The emails from teachers and the PTO and room parents begin to flood my inbox. Backpacks come home with fundraiser information and Spirit Week details and extracurricular activities. My life could feel like it is actually just me orchestrating my family’s lives and not actually including my own needs in the daily/weekly/monthly plans. I intentionally say “could feel” because I fully believe it is a choice. The amount of busyness that our lives contain is 100% our choice. (I’m obviously NOT including health situations that require a lot of attention.) If you want to say “yes” to everything, that is your choice. There are many people who thrive on involvement and activity. But if you don’t say “yes” to everything, that is a completely fine choice, too. I certainly fall into that second category. Looking at a full calendar doesn’t usually bring me excitement--I tend to feel more exhaustion and anxiety, something I have especially been battling for the past year. It can be challenging to feel some semblance of control when it feels like the world around you is swirling with one million options and one million opinions. It’s difficult to think and become your best self when other voices are crowding out your own. For me personally, it has taken some work to get to a healthier place and it’s definitely a work in progress. I saw a therapist for a few months last fall. I drastically decreased my involvement and time on my personal social media accounts. I became much more intentional about giving myself rest time every single day. I wanted our home to be a place of respite and safety and relaxation and made the decision that if I wanted that for our home, I needed to fight against the magnetic pull to do it all.
Is this the only “right” way to live? Of course not. For me and my family is it the right way? Absolutely. Do I have this all figured out and don’t have any bad moments or days? Of course not. But all of this work to be my best self and to live the life I was created to live is worth it. I don’t want to get so caught up in what other people are doing and what other people can seemingly handle on their plate that I lose focus on what I can do for myself and for my loved ones at this current stage in my life.

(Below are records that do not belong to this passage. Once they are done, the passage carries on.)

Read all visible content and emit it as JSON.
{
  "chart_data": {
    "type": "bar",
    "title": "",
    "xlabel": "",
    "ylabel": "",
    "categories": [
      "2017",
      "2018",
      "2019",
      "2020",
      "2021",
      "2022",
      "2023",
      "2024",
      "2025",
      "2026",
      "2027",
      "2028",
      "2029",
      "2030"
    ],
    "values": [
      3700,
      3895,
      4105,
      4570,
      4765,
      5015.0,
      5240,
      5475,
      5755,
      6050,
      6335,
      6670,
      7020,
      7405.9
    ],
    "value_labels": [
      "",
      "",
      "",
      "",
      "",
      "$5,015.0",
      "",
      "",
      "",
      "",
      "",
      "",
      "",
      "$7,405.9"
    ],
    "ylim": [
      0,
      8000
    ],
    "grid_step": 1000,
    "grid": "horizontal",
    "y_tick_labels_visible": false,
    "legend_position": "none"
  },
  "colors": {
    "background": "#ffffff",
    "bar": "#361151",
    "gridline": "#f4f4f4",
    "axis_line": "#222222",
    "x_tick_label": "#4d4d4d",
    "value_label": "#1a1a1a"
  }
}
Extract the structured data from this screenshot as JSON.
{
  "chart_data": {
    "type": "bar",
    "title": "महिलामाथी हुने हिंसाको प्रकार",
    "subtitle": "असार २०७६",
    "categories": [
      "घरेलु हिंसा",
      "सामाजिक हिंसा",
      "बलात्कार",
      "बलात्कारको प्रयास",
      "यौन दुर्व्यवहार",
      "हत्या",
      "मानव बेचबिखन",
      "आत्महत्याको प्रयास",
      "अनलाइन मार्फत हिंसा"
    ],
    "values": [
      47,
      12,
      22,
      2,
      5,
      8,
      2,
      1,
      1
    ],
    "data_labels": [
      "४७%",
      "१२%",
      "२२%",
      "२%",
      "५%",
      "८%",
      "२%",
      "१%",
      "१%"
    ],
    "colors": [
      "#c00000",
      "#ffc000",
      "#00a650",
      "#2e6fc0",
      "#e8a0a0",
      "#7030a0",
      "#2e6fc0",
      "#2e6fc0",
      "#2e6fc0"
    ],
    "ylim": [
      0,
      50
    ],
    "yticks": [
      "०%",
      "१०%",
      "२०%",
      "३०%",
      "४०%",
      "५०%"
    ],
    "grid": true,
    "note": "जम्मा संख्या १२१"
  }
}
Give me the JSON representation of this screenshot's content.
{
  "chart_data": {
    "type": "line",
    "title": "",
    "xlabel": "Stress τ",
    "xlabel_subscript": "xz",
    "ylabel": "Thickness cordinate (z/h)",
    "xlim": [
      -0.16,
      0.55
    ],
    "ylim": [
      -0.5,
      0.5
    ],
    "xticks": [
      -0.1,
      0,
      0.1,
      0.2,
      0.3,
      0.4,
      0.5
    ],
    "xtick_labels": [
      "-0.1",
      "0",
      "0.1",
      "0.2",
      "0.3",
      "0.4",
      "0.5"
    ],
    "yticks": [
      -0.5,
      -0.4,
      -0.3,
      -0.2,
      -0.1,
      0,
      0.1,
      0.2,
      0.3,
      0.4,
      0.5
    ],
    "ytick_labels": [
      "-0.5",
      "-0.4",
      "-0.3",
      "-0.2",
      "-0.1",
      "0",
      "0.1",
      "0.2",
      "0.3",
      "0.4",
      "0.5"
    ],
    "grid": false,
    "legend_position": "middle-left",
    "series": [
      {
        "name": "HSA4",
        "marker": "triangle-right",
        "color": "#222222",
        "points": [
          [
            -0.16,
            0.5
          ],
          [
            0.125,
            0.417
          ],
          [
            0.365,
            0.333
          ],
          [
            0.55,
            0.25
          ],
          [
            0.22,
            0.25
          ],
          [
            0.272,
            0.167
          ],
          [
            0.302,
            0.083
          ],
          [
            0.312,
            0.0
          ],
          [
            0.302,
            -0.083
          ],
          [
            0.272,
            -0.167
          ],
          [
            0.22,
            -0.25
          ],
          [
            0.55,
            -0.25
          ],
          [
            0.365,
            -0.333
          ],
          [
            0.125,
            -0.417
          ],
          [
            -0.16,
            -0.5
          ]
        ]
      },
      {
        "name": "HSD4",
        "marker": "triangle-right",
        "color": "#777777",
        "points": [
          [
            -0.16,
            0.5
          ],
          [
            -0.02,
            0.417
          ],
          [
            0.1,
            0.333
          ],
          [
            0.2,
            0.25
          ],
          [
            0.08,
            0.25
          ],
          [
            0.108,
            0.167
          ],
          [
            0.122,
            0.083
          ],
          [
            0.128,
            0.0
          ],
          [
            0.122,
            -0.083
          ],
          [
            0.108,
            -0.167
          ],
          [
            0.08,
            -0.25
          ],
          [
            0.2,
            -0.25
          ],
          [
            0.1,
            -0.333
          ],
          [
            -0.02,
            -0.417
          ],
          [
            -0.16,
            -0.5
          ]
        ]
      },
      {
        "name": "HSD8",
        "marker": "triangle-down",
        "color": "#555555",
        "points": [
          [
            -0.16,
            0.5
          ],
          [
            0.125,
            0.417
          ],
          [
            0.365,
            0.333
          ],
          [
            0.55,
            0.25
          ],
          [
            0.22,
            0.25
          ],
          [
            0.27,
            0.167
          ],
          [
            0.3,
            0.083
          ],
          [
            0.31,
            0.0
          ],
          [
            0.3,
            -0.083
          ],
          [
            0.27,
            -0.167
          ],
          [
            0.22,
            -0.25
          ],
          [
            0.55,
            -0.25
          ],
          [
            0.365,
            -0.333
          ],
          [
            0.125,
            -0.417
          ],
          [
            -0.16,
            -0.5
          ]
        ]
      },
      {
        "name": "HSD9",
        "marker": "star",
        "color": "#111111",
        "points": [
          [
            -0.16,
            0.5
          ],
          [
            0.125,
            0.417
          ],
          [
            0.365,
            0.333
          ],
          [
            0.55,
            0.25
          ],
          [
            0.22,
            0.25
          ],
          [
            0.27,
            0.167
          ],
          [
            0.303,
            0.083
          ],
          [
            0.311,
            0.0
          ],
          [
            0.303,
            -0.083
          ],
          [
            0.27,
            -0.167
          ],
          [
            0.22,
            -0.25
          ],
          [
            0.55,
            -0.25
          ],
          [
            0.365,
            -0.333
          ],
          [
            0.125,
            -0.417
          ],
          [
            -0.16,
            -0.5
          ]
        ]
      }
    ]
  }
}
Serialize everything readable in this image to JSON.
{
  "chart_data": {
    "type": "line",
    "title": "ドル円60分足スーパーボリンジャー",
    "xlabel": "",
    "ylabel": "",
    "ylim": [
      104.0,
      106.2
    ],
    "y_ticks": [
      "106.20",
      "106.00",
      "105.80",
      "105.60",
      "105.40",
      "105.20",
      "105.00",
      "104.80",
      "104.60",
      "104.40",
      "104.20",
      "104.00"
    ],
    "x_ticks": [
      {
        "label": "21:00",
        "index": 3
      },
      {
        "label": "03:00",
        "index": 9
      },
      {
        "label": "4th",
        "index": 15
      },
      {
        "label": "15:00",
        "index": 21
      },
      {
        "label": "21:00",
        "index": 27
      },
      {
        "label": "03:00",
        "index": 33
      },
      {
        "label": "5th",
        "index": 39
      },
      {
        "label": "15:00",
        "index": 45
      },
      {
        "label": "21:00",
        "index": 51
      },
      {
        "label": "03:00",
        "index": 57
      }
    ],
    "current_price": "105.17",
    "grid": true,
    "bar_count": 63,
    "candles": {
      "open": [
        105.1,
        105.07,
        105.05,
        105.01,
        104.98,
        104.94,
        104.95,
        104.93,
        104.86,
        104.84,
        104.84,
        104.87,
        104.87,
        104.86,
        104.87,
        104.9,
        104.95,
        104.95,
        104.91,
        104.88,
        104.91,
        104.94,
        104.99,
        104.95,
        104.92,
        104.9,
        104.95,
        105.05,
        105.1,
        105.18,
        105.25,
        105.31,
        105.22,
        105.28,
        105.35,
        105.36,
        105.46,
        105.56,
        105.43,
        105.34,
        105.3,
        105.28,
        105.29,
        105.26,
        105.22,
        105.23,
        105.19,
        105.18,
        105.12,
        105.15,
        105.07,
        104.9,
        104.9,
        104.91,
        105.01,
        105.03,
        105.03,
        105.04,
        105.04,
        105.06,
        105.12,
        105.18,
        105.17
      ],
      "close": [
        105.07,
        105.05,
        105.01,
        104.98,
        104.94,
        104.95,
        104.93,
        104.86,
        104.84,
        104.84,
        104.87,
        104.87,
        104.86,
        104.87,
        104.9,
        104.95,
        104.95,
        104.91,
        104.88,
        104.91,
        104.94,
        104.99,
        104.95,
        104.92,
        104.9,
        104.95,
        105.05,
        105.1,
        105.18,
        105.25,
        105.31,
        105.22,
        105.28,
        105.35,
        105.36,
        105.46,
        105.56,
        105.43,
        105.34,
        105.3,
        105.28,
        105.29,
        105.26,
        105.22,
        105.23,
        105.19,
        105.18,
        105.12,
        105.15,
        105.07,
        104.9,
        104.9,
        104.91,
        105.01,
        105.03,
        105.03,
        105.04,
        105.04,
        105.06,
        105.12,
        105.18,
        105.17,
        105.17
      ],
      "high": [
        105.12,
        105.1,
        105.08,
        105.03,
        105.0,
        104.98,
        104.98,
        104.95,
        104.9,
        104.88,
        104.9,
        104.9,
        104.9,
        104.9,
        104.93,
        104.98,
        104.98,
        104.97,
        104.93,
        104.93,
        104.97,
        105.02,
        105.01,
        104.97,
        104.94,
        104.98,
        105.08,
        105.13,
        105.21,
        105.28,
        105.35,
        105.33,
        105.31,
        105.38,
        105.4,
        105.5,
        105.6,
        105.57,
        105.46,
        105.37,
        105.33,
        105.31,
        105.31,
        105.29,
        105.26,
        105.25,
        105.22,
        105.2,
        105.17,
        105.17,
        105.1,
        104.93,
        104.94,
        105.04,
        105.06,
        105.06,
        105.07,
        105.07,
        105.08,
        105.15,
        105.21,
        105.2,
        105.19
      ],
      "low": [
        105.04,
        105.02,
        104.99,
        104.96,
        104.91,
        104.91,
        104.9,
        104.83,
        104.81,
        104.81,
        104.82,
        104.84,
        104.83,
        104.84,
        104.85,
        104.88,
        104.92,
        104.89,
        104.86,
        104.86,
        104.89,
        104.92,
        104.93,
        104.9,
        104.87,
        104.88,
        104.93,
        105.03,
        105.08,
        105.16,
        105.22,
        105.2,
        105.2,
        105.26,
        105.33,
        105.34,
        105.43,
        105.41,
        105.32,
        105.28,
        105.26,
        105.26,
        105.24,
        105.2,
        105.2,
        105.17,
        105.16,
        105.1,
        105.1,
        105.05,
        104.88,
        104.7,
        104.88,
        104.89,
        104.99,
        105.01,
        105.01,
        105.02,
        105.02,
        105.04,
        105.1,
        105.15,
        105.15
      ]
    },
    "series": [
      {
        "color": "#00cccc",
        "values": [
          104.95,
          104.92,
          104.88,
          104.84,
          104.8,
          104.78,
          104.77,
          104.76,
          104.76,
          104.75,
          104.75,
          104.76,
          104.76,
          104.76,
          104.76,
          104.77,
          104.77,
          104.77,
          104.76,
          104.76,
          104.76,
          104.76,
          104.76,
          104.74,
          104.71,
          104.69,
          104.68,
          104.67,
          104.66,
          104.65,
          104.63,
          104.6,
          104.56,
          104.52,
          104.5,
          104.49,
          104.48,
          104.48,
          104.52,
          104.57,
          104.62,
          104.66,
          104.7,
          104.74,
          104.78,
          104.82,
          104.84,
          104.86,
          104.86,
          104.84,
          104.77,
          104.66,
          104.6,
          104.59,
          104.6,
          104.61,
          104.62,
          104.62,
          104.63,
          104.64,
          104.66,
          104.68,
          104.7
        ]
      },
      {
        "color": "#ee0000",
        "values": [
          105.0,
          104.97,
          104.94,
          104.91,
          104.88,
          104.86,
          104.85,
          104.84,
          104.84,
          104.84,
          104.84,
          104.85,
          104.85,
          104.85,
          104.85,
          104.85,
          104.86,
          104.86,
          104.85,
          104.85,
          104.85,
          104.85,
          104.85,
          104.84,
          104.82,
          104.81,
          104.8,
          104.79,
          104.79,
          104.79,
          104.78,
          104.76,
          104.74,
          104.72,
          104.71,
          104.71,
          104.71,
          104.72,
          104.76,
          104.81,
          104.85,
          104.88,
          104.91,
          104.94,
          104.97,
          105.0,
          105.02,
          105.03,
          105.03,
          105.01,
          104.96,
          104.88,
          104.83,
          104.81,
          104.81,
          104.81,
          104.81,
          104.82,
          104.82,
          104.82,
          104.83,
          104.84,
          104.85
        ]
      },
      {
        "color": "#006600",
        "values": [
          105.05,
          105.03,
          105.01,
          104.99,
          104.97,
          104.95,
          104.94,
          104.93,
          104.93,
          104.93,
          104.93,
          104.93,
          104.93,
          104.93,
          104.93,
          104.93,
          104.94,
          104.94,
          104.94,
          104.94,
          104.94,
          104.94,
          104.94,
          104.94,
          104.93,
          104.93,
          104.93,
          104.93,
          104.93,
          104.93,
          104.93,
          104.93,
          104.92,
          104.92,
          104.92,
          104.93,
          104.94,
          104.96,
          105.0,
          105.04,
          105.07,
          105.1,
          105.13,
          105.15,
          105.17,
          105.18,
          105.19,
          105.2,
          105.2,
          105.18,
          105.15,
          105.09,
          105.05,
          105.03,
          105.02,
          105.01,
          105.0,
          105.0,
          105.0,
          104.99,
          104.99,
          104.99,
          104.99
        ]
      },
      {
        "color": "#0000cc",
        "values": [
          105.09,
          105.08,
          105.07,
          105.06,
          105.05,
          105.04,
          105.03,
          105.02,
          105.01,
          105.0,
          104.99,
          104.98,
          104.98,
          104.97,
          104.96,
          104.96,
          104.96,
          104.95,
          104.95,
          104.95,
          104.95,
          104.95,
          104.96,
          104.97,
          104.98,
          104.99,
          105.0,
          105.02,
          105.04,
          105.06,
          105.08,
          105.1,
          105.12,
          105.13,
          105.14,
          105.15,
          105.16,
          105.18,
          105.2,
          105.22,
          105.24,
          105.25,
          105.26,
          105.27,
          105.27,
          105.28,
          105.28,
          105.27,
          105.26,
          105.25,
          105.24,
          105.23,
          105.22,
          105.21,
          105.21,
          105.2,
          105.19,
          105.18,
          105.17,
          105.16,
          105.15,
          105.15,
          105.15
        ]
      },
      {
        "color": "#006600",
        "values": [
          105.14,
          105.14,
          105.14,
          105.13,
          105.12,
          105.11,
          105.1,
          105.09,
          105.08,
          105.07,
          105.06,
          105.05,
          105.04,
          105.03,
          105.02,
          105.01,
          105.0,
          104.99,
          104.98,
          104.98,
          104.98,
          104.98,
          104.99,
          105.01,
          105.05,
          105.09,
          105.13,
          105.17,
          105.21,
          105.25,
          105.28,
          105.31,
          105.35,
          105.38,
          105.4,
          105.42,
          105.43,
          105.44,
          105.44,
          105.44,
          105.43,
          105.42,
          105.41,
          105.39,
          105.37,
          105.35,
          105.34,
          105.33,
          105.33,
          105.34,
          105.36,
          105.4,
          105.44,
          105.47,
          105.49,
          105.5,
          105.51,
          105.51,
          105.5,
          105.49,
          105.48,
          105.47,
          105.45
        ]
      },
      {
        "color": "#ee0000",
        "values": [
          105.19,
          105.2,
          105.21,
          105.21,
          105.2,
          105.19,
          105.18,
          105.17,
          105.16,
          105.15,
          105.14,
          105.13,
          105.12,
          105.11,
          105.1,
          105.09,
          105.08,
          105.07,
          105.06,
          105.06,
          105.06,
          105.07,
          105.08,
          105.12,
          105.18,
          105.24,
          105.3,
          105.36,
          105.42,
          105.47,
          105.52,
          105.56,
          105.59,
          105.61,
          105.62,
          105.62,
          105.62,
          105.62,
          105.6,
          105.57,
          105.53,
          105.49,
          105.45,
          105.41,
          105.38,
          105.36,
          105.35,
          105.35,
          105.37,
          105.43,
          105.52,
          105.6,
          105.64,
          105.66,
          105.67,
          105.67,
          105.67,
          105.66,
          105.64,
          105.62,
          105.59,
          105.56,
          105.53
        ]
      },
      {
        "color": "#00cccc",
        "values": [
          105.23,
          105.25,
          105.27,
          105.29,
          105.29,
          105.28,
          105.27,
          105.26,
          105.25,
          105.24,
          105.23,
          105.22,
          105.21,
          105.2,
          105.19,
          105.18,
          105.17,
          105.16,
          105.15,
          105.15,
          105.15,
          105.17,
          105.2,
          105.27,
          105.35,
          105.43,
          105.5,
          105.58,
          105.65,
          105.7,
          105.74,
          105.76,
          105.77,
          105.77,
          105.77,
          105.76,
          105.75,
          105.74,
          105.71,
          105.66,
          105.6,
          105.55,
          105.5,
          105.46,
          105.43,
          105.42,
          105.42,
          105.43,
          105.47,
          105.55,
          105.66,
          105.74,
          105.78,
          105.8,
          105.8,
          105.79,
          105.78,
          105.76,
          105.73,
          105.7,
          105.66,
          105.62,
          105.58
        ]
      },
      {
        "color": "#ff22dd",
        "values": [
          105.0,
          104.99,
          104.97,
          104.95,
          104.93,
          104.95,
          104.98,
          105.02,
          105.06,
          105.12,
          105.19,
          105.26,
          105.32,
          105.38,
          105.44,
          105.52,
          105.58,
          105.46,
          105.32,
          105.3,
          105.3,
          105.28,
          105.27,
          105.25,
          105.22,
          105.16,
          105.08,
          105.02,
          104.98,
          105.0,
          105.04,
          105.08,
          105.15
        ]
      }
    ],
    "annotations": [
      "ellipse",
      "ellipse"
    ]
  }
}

If this season brings you anything, I hope that it brings you back to the root of life: love. How you give love and how you receive love looks different depending on the person. What I think does look the same, though, is making the decision to be present. We cannot fully love ourselves and others when we are distracted. Enjoy these cool nights with hot chili. Embrace the breezy weekends filled with orchards and coffee and cider and pumpkins. And as for me? You’ll find me striving to find joy in the growth that change offers us to accept (and eating doughnuts, of course).